The Domain of Debugging
Successful and Failing Cases
One recurring theme when dealing with Dotty issues is that you have a program which makes the compiler exhibit some unwanted behavior. For example, a recent issue #8188:
object Test {
extension StrDeco on (tree: String) {
def show(given DummyImplicit): String = ???
def show(color: Boolean)(given DummyImplicit): String = ???
}
val c: Any = "foo".show
}
Produces the following compilation error:
11 | val c: Any = "foo".show
| ^^^^^^^^^^
| value show is not a member of String.
| An extension method was tried, but could not be fully constructed:
|
| Test.StrDeco.show("foo")
However, tweak it a little bit as follows:
object Test {
extension StrDeco on (tree: String) {
def show(given DummyImplicit): String = ???
def show(color: Boolean)(given DummyImplicit): String = ???
}
val c: String = "foo".show // The type of the variable has changed
}
And it compiles successfully. The existence of the program very close to the original one that doesn't exhibit the undesired behavior is interesting because if the programs are close, the compiler must also do more-or-less the same thing while compiling them.
It makes sense to give these two cases their own names, Successful and Failing respectively, thus defining our domain. There may be multiple of them since different modifications may produce different interesting behavior.
Deltas
An intuitive way to go about establishing the reason why the failing case exhibits the undesired behavior is to see what exactly the compiler did differently than in the successful case. This way of reasoning is especially appealing because one such difference is immediately obvious: the undesired behavior itself, for example a compilation error, and the absence of it in the successful case.
Since these differences are a recurring pattern, we can give them a name – Delta is a good one since it's usually used to indicate difference.
Once you have one such delta found, it usually points to another one: the one that causes it. You can uncover it by asking the question, "why did this difference take place?".
Then, you rinse and repeat until you arrive to the root cause of the undesired behavior.
You may need to do it dozens of times until you arrive to the root cause. Defining the concept of a delta enables you to record the deltas you've encountered, hence unloading your mind without fear of losing your progress.
Tracers
The tracers are statements that output something to the terminal. They are the primary way to detect the deltas.
Sometimes a single trace is printed more than once. This can happen in case of recursive methods or when a method is called from a loop. It is often the case that the correct and failing programs' traces are exactly the same – up to a certain point.
In the context of having a single tracer being potentially executed many times, the problem arises that it becomes harder to describe deltas. If that's just one tracing line for the successful and failing case, you can just specify that line as your delta. But if that's a hundred lines and the differences don't manifest until a few dozens lines in?

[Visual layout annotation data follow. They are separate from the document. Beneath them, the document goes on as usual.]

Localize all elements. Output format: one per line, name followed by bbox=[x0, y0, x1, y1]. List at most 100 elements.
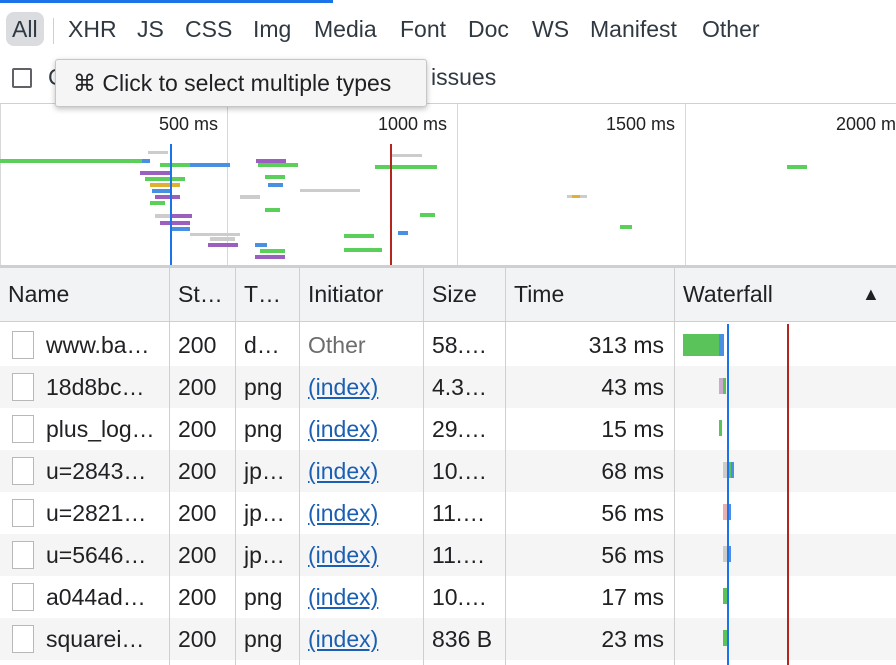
overview-request-bar bbox=[0, 159, 142, 163]
filter-js[interactable]: JS bbox=[137, 12, 164, 46]
active-tab-indicator bbox=[0, 0, 333, 3]
waterfall-load-line bbox=[787, 324, 789, 665]
overview-request-bar bbox=[420, 213, 435, 217]
overview-request-bar bbox=[255, 243, 267, 247]
overview-request-bar bbox=[142, 159, 150, 163]
column-divider[interactable] bbox=[235, 268, 236, 665]
request-size: 11.… bbox=[432, 500, 486, 526]
overview-request-bar bbox=[240, 195, 260, 199]
request-name[interactable]: www.ba… bbox=[38, 324, 169, 366]
overview-request-bar bbox=[787, 165, 807, 169]
request-status: 200 bbox=[178, 626, 217, 652]
document-icon bbox=[12, 331, 34, 359]
column-header-status[interactable]: St… bbox=[170, 268, 235, 321]
checkbox-label-end: issues bbox=[431, 64, 497, 90]
request-name[interactable]: u=2821… bbox=[38, 492, 169, 534]
filter-other[interactable]: Other bbox=[702, 12, 760, 46]
request-size: 10.… bbox=[432, 584, 487, 610]
waterfall-timing-bar bbox=[719, 334, 724, 356]
filter-media[interactable]: Media bbox=[314, 12, 377, 46]
waterfall-timing-bar bbox=[683, 334, 719, 356]
overview-request-bar bbox=[140, 171, 170, 175]
overview-request-bar bbox=[145, 177, 185, 181]
request-initiator[interactable]: (index) bbox=[300, 492, 423, 534]
overview-request-bar bbox=[300, 189, 360, 192]
column-divider[interactable] bbox=[169, 268, 170, 665]
request-type: png bbox=[244, 584, 283, 610]
request-initiator[interactable]: (index) bbox=[300, 450, 423, 492]
column-divider[interactable] bbox=[299, 268, 300, 665]
filter-css[interactable]: CSS bbox=[185, 12, 232, 46]
filter-ws[interactable]: WS bbox=[532, 12, 569, 46]
column-header-initiator[interactable]: Initiator bbox=[300, 268, 423, 321]
filter-manifest[interactable]: Manifest bbox=[590, 12, 677, 46]
request-time: 56 ms bbox=[601, 500, 664, 526]
overview-request-bar bbox=[620, 225, 632, 229]
request-name[interactable]: u=5646… bbox=[38, 534, 169, 576]
column-header-size[interactable]: Size bbox=[424, 268, 505, 321]
request-initiator[interactable]: (index) bbox=[300, 366, 423, 408]
filter-all[interactable]: All bbox=[6, 12, 44, 46]
column-header-time[interactable]: Time bbox=[506, 268, 674, 321]
request-name[interactable]: u=2843… bbox=[38, 450, 169, 492]
column-divider[interactable] bbox=[505, 268, 506, 665]
image-icon bbox=[12, 499, 34, 527]
column-header-name[interactable]: Name bbox=[0, 268, 169, 321]
image-icon bbox=[12, 583, 34, 611]
network-overview[interactable]: 500 ms 1000 ms 1500 ms 2000 ms bbox=[0, 103, 896, 266]
dom-content-loaded-marker bbox=[170, 144, 172, 266]
overview-grid-line bbox=[227, 104, 228, 266]
overview-request-bar bbox=[265, 175, 285, 179]
overview-request-bar bbox=[260, 249, 285, 253]
request-size: 29.… bbox=[432, 416, 487, 442]
filter-separator bbox=[53, 18, 54, 44]
overview-request-bar bbox=[208, 243, 238, 247]
request-initiator[interactable]: (index) bbox=[300, 408, 423, 450]
request-name[interactable]: squarei… bbox=[38, 618, 169, 660]
request-size: 11.… bbox=[432, 542, 486, 568]
column-header-type[interactable]: T… bbox=[236, 268, 299, 321]
overview-tick-label: 2000 ms bbox=[836, 114, 896, 134]
overview-request-bar bbox=[160, 221, 190, 225]
filter-doc[interactable]: Doc bbox=[468, 12, 509, 46]
overview-request-bar bbox=[265, 208, 280, 212]
request-status: 200 bbox=[178, 500, 217, 526]
load-event-marker bbox=[390, 144, 392, 266]
overview-request-bar bbox=[210, 237, 235, 241]
request-name[interactable]: plus_log… bbox=[38, 408, 169, 450]
image-icon bbox=[12, 625, 34, 653]
request-type: png bbox=[244, 626, 283, 652]
request-initiator[interactable]: (index) bbox=[300, 576, 423, 618]
filter-img[interactable]: Img bbox=[253, 12, 291, 46]
request-status: 200 bbox=[178, 332, 217, 358]
blocked-requests-checkbox[interactable] bbox=[12, 68, 32, 88]
filter-xhr[interactable]: XHR bbox=[68, 12, 117, 46]
waterfall-dom-content-loaded-line bbox=[727, 324, 729, 665]
image-icon bbox=[12, 373, 34, 401]
request-status: 200 bbox=[178, 584, 217, 610]
overview-request-bar bbox=[148, 151, 168, 154]
request-status: 200 bbox=[178, 416, 217, 442]
request-type: png bbox=[244, 416, 283, 442]
overview-request-bar bbox=[398, 231, 408, 235]
request-size: 58.… bbox=[432, 332, 487, 358]
column-header-waterfall[interactable]: Waterfall bbox=[675, 268, 855, 321]
request-name[interactable]: a044ad… bbox=[38, 576, 169, 618]
overview-request-bar bbox=[375, 165, 437, 169]
request-initiator[interactable]: (index) bbox=[300, 618, 423, 660]
request-time: 68 ms bbox=[601, 458, 664, 484]
overview-request-bar bbox=[150, 183, 180, 187]
request-name[interactable]: 18d8bc… bbox=[38, 366, 169, 408]
request-type: jp… bbox=[244, 458, 285, 484]
overview-request-bar bbox=[572, 195, 580, 198]
requests-table: Name St… T… Initiator Size Time Waterfal… bbox=[0, 265, 896, 665]
overview-request-bar bbox=[344, 234, 374, 238]
request-time: 15 ms bbox=[601, 416, 664, 442]
request-size: 836 B bbox=[432, 626, 493, 652]
sort-ascending-icon[interactable]: ▲ bbox=[862, 268, 880, 321]
column-divider[interactable] bbox=[423, 268, 424, 665]
request-type: jp… bbox=[244, 500, 285, 526]
filter-font[interactable]: Font bbox=[400, 12, 446, 46]
request-initiator[interactable]: (index) bbox=[300, 534, 423, 576]
request-time: 23 ms bbox=[601, 626, 664, 652]
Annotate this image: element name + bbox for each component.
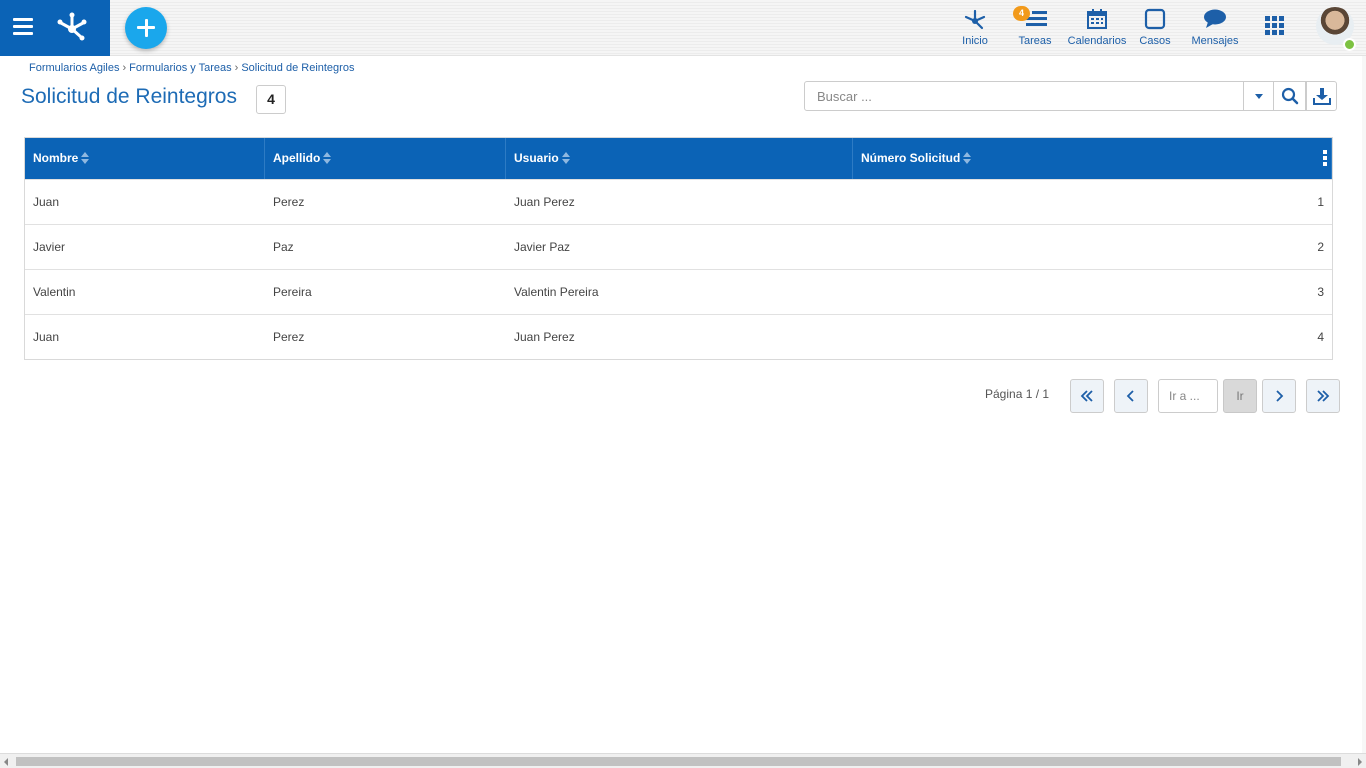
column-header-apellido[interactable]: Apellido [265,138,506,179]
chevron-right-icon [1276,390,1284,402]
search-options-dropdown[interactable] [1243,82,1273,110]
column-header-nombre[interactable]: Nombre [25,138,265,179]
nav-casos[interactable]: Casos [1138,6,1172,47]
column-header-label: Usuario [514,151,559,165]
top-bar: Inicio 4 Tareas Calendarios Casos Mensaj… [0,0,1366,56]
nav-inicio-label: Inicio [962,35,988,47]
cell-usuario: Juan Perez [514,195,575,209]
nav-tareas-label: Tareas [1018,35,1052,47]
column-header-usuario[interactable]: Usuario [506,138,853,179]
cell-usuario: Valentin Pereira [514,285,599,299]
column-header-label: Apellido [273,151,321,165]
table-row[interactable]: Valentin Pereira Valentin Pereira 3 [25,269,1332,314]
next-page-button[interactable] [1262,379,1296,413]
previous-page-button[interactable] [1114,379,1148,413]
vertical-scrollbar[interactable] [1362,56,1366,753]
nav-calendarios-label: Calendarios [1067,35,1127,47]
download-icon [1312,88,1331,105]
cell-nombre: Javier [33,240,66,254]
nav-calendarios[interactable]: Calendarios [1066,6,1128,47]
cell-nombre: Valentin [33,285,76,299]
search-button[interactable] [1273,81,1306,111]
data-grid: Nombre Apellido Usuario Número Solicitud… [24,137,1333,360]
scroll-right-icon[interactable] [1358,758,1362,766]
hamburger-menu-icon[interactable] [13,18,33,36]
nav-mensajes[interactable]: Mensajes [1191,6,1239,47]
table-row[interactable]: Juan Perez Juan Perez 4 [25,314,1332,359]
table-row[interactable]: Javier Paz Javier Paz 2 [25,224,1332,269]
column-header-label: Nombre [33,151,79,165]
page-indicator: Página 1 / 1 [985,387,1050,401]
tasks-icon: 4 [1013,6,1054,32]
tasks-count-badge: 4 [1013,6,1030,21]
sort-icon[interactable] [323,151,332,164]
goto-page-input[interactable] [1159,380,1215,412]
cell-usuario: Juan Perez [514,330,575,344]
nav-inicio[interactable]: Inicio [958,6,992,47]
apps-grid-button[interactable] [1264,16,1286,41]
grid-header: Nombre Apellido Usuario Número Solicitud [25,138,1332,179]
cell-apellido: Paz [273,240,294,254]
online-status-icon [1343,38,1356,51]
cell-usuario: Javier Paz [514,240,571,254]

Motivated by the above, each individual tracer output can be labelled by an MD5 hash which is computed from both the string being output as well as all the other strings that were output previously as part of tracing.
This way, one can refer to the desired line of the tracing output by its hash and the delta definition boils down to naming the first hashes that were different for the successful and failing cases.
The Tracking of the Debugging Process
I tried out one way to capture the deltas last week. I have a spreadsheet like this:
The columns are as follows:
- Where (Above) – the line of code at which a tracer is injected. "Above" means "put the tracer on that line, above anything that was previously on that line".
- Trace – the string being output by the tracer. If the tracer is more than one command, write down the tracer code at that column, otherwise – just a string being printed.
- Delta Successful – for the successful case, what is the first trace entry that differs from that of the failing one?
- Delta Failing – for the failing case, what is the first trace entry that differs from that of the successful one?
Defined that way, the deltas are self-consistent: you can reproduce them on a clean codebase.